[SPARK-23203][SQL] make DataSourceV2Relation immutable #20448

cloud-fan · 2018-01-31T04:47:07Z

What changes were proposed in this pull request?

This is inspired by #20387, but only focus on making the plan immutable.

The idea is simple, instead of keeping the mutable DataSourceReader in the plan, we should keep DataSourceV2, and create the reader when needed. The pushdown information will be stored in the plan, instead of relying on the mutable reader.

This can also help us removing 2 unnecessary APIs from SupportsPushDownCatalystFilters and SupportsPushDownFilters.

Since in this PR we add a lot of new parameters to DataSourceRelation, the explain result of this plan becomes a little messy, I cleaned it up a little, now the explain looks like

== Parsed Logical Plan ==
Relation SimpleDataSourceV2[i#0, j#1]

== Analyzed Logical Plan ==
i: int, j: int
Relation SimpleDataSourceV2[i#0, j#1]

== Optimized Logical Plan ==
Relation SimpleDataSourceV2[i#0, j#1]

== Physical Plan ==
*(1) Scan SimpleDataSourceV2[i#0, j#1]

== Parsed Logical Plan ==
'Filter ('i > 6)
+- AnalysisBarrier
      +- Project [j#78]
         +- Relation JavaAdvancedDataSourceV2[i#77, j#78] ()

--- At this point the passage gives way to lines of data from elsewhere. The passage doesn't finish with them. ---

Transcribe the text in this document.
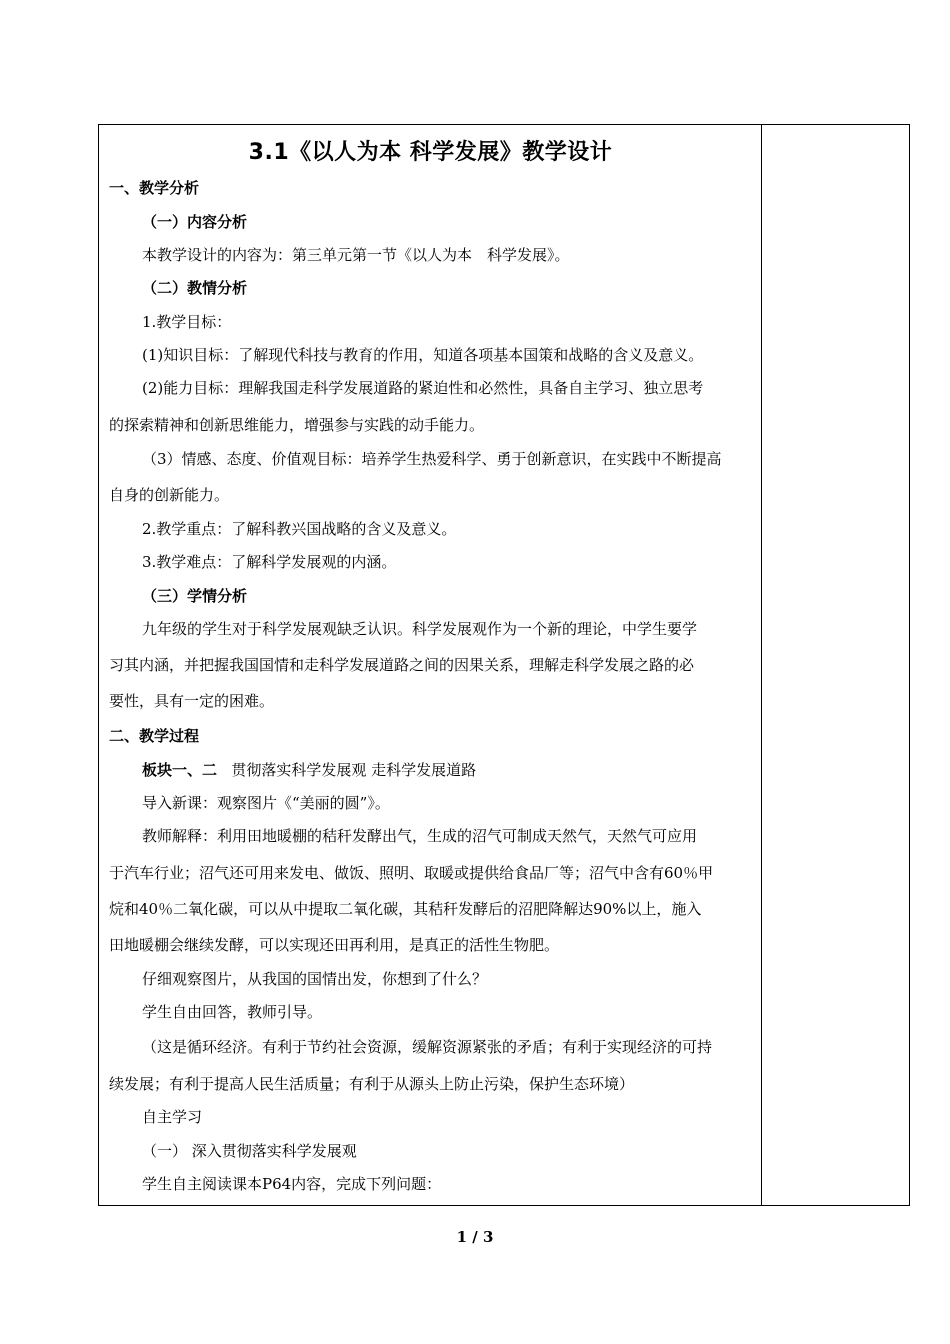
3.1《以人为本 科学发展》教学设计
一、教学分析
（一）内容分析
本教学设计的内容为：第三单元第一节《以人为本　科学发展》。
（二）教情分析
1.教学目标：
(1)知识目标：了解现代科技与教育的作用，知道各项基本国策和战略的含义及意义。
(2)能力目标：理解我国走科学发展道路的紧迫性和必然性，具备自主学习、独立思考
的探索精神和创新思维能力，增强参与实践的动手能力。
（3）情感、态度、价值观目标：培养学生热爱科学、勇于创新意识，在实践中不断提高
自身的创新能力。
2.教学重点：了解科教兴国战略的含义及意义。
3.教学难点：了解科学发展观的内涵。
（三）学情分析
九年级的学生对于科学发展观缺乏认识。科学发展观作为一个新的理论，中学生要学
习其内涵，并把握我国国情和走科学发展道路之间的因果关系，理解走科学发展之路的必
要性，具有一定的困难。
二、教学过程
板块一、二 贯彻落实科学发展观 走科学发展道路
导入新课：观察图片《“美丽的圆”》。
教师解释：利用田地暖棚的秸秆发酵出气，生成的沼气可制成天然气，天然气可应用
于汽车行业；沼气还可用来发电、做饭、照明、取暖或提供给食品厂等；沼气中含有60％甲
烷和40％二氧化碳，可以从中提取二氧化碳，其秸秆发酵后的沼肥降解达90%以上，施入
田地暖棚会继续发酵，可以实现还田再利用，是真正的活性生物肥。
仔细观察图片，从我国的国情出发，你想到了什么？
学生自由回答，教师引导。
（这是循环经济。有利于节约社会资源，缓解资源紧张的矛盾；有利于实现经济的可持
续发展；有利于提高人民生活质量；有利于从源头上防止污染，保护生态环境）
自主学习
（一） 深入贯彻落实科学发展观
学生自主阅读课本P64内容，完成下列问题：
1 / 3
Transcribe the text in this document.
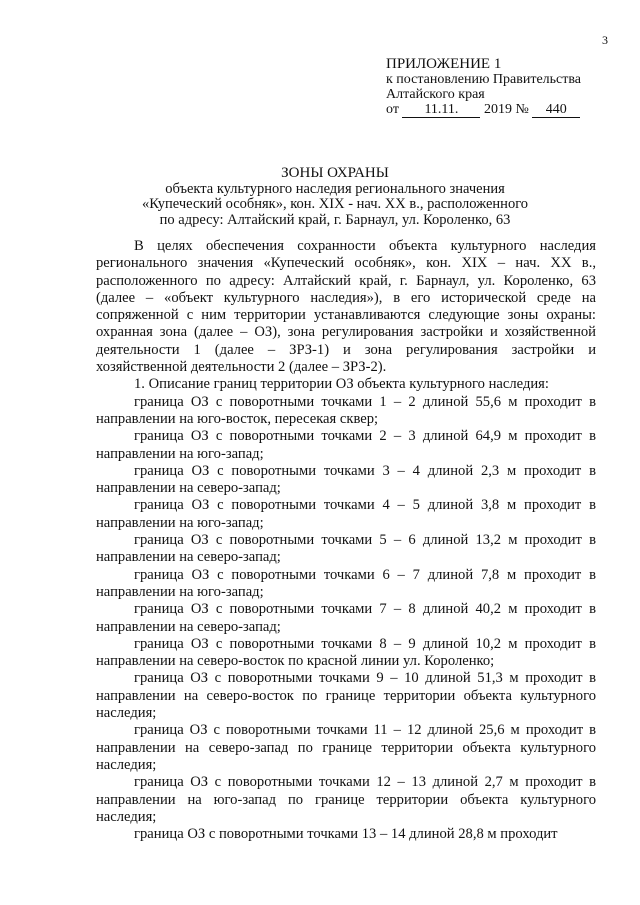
3
ПРИЛОЖЕНИЕ 1
к постановлению Правительства
Алтайского края
от 11.11. 2019 № 440
ЗОНЫ ОХРАНЫ
объекта культурного наследия регионального значения
«Купеческий особняк», кон. XIX - нач. XX в., расположенного
по адресу: Алтайский край, г. Барнаул, ул. Короленко, 63

В целях обеспечения сохранности объекта культурного наследия регионального значения «Купеческий особняк», кон. XIX – нач. XX в., расположенного по адресу: Алтайский край, г. Барнаул, ул. Короленко, 63 (далее – «объект культурного наследия»), в его исторической среде на сопряженной с ним территории устанавливаются следующие зоны охраны: охранная зона (далее – ОЗ), зона регулирования застройки и хозяйственной деятельности 1 (далее – ЗРЗ-1) и зона регулирования застройки и хозяйственной деятельности 2 (далее – ЗРЗ-2).

1. Описание границ территории ОЗ объекта культурного наследия:

граница ОЗ с поворотными точками 1 – 2 длиной 55,6 м проходит в направлении на юго-восток, пересекая сквер;

граница ОЗ с поворотными точками 2 – 3 длиной 64,9 м проходит в направлении на юго-запад;

граница ОЗ с поворотными точками 3 – 4 длиной 2,3 м проходит в направлении на северо-запад;

граница ОЗ с поворотными точками 4 – 5 длиной 3,8 м проходит в направлении на юго-запад;

граница ОЗ с поворотными точками 5 – 6 длиной 13,2 м проходит в направлении на северо-запад;

граница ОЗ с поворотными точками 6 – 7 длиной 7,8 м проходит в направлении на юго-запад;

граница ОЗ с поворотными точками 7 – 8 длиной 40,2 м проходит в направлении на северо-запад;

граница ОЗ с поворотными точками 8 – 9 длиной 10,2 м проходит в направлении на северо-восток по красной линии ул. Короленко;

граница ОЗ с поворотными точками 9 – 10 длиной 51,3 м проходит в направлении на северо-восток по границе территории объекта культурного наследия;

граница ОЗ с поворотными точками 11 – 12 длиной 25,6 м проходит в направлении на северо-запад по границе территории объекта культурного наследия;

граница ОЗ с поворотными точками 12 – 13 длиной 2,7 м проходит в направлении на юго-запад по границе территории объекта культурного наследия;

граница ОЗ с поворотными точками 13 – 14 длиной 28,8 м проходит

== Analyzed Logical Plan ==
j: int
Project [j#78]
+- Filter (i#77 > 6)
   +- Project [j#78, i#77]
      +- Relation JavaAdvancedDataSourceV2[i#77, j#78] ()

== Optimized Logical Plan ==
Relation JavaAdvancedDataSourceV2[j#78] (PushedFilter: [isnotnull(i#77), (i#77 > 6)])

== Physical Plan ==
*(1) Scan JavaAdvancedDataSourceV2[j#78] (PushedFilter: [isnotnull(i#77), (i#77 > 6)])

How was this patch tested?

I improved the test in DataSourceV2Suite, to make sure this new change doesn't break the column pruning and filter push down.

cloud-fan · 2018-01-31T04:47:36Z

cc @rdblue @tdas @gatorsmile @ericl

cloud-fan · 2018-01-31T04:52:52Z

...ore/src/main/scala/org/apache/spark/sql/execution/datasources/v2/DataSourceV2QueryPlan.scala

    case _ => false
  }

  override def hashCode(): Int = {
    metadata.map(Objects.hashCode).foldLeft(0)((a, b) => 31 * a + b)
  }
-
-  lazy val output: Seq[Attribute] = reader.readSchema().map(_.name).map { name =>


We don't need to do this anymore. Now the plan is immutable, we have to create a new plan when applying push down optimizations, and we can also update output at that time.

SparkQA · 2018-01-31T04:53:05Z

Test build #86861 has finished for PR 20448 at commit 7441334.

This patch fails to build.
This patch merges cleanly.
This patch adds no public classes.

SparkQA · 2018-01-31T04:58:21Z

Test build #86862 has finished for PR 20448 at commit 0665282.

This patch fails to build.
This patch merges cleanly.
This patch adds no public classes.

gatorsmile · 2018-01-31T05:03:00Z

...ore/src/main/scala/org/apache/spark/sql/execution/datasources/v2/DataSourceV2QueryPlan.scala


 /**
- * A base class for data source reader holder with customized equals/hashCode methods.
+ * A base class for data source v2 related query plan. It defines the equals/hashCode methods
+ * according to some common information.


We might need to emphasize this is for both physical and logical plans.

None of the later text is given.